TensorFlow中的基本计算核心函数，或称kernel，均定义在tensorflow/core/kernels目录下。其中卷积操作是深度神经网络中最常见的热点操作之一，自然也定义并实现在此处，涉及到的主要文件是conv_ops.cc。本文以TensorFlow r1.5代码为基础，试图对其中卷积操作进行初步分析，以见一斑。

1. 2D卷积代码结构简析

2D卷积操作是卷积网络中非常重要的热点函数，采用Intel VTune工具对VGG16算例（纯CPU计算）inference进行热点分析。程序的CPU运行时间是43.576s，其中卷积操作tensorflow::Conv2DOp::operator()占用时间37.172s，占比达到85.3%，可谓是不折不扣的第一热点了。

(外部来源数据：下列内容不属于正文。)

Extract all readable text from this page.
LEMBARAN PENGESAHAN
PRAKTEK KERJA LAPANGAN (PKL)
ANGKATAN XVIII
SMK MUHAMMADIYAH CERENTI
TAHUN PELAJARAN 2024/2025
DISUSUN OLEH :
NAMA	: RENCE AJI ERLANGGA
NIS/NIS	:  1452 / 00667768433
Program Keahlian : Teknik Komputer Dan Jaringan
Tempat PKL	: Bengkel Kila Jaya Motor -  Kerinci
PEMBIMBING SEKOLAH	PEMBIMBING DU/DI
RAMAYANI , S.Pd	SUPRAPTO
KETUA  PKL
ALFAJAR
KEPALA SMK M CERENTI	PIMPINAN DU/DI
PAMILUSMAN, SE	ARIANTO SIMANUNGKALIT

文件tensorflow/core/kernels/cov_ops.cc中，Conv2DOp的主要代码框架如下：

// File: tensorflow/core/kernels/cov_ops.cc

template <typename Device, typename T>
class Conv2DOp : public BinaryOp<T> {
public:
  explicit Conv2DOp(OpKernelConstruction* context) : BinaryOp<T>(context) {
    ...
  }
...
  void Compute(OpKernelContext* context) override {
    ...
        if (LaunchDeepConvOp<Device, T>::Run(
            context, input, filter, dimensions.batch, dimensions.input_rows,
            dimensions.input_cols, dimensions.in_depth, dimensions.filter_rows,
            dimensions.filter_cols, dimensions.pad_rows, dimensions.pad_cols,
            dimensions.out_rows, dimensions.out_cols, dimensions.out_depth,
            dimensions.dilation_rows, dimensions.dilation_cols,
            dimensions.stride_rows, dimensions.stride_cols, output,
            params_.data_format)) {
                return;
    }

    launcher_(context, use_cudnn_, cudnn_use_autotune_, input, filter,
              dimensions.dilation_rows, dimensions.dilation_cols,
              dimensions.stride_rows, dimensions.stride_cols, params_.padding,
              output, params_.data_format);
  }

 private:
  Conv2DParameters params_;
  bool use_cudnn_;
  bool cudnn_use_autotune_;

  LaunchConv2DOp<Device, T> launcher_;

  TF_DISALLOW_COPY_AND_ASSIGN(Conv2DOp);
...
}

LaunchDeepConvOp::Run()的执行与否取决于卷积的参数，在不执行的情况下调用后面的launcher_()，在前面分析的VGG16例子中就是这样，直接调用launcher_()。所以真正的主函数入口在void LaunchConv2DOp<CPUDevice, T>::operator()和void LaunchConv2DOp<GPUDevice, T>::operator()。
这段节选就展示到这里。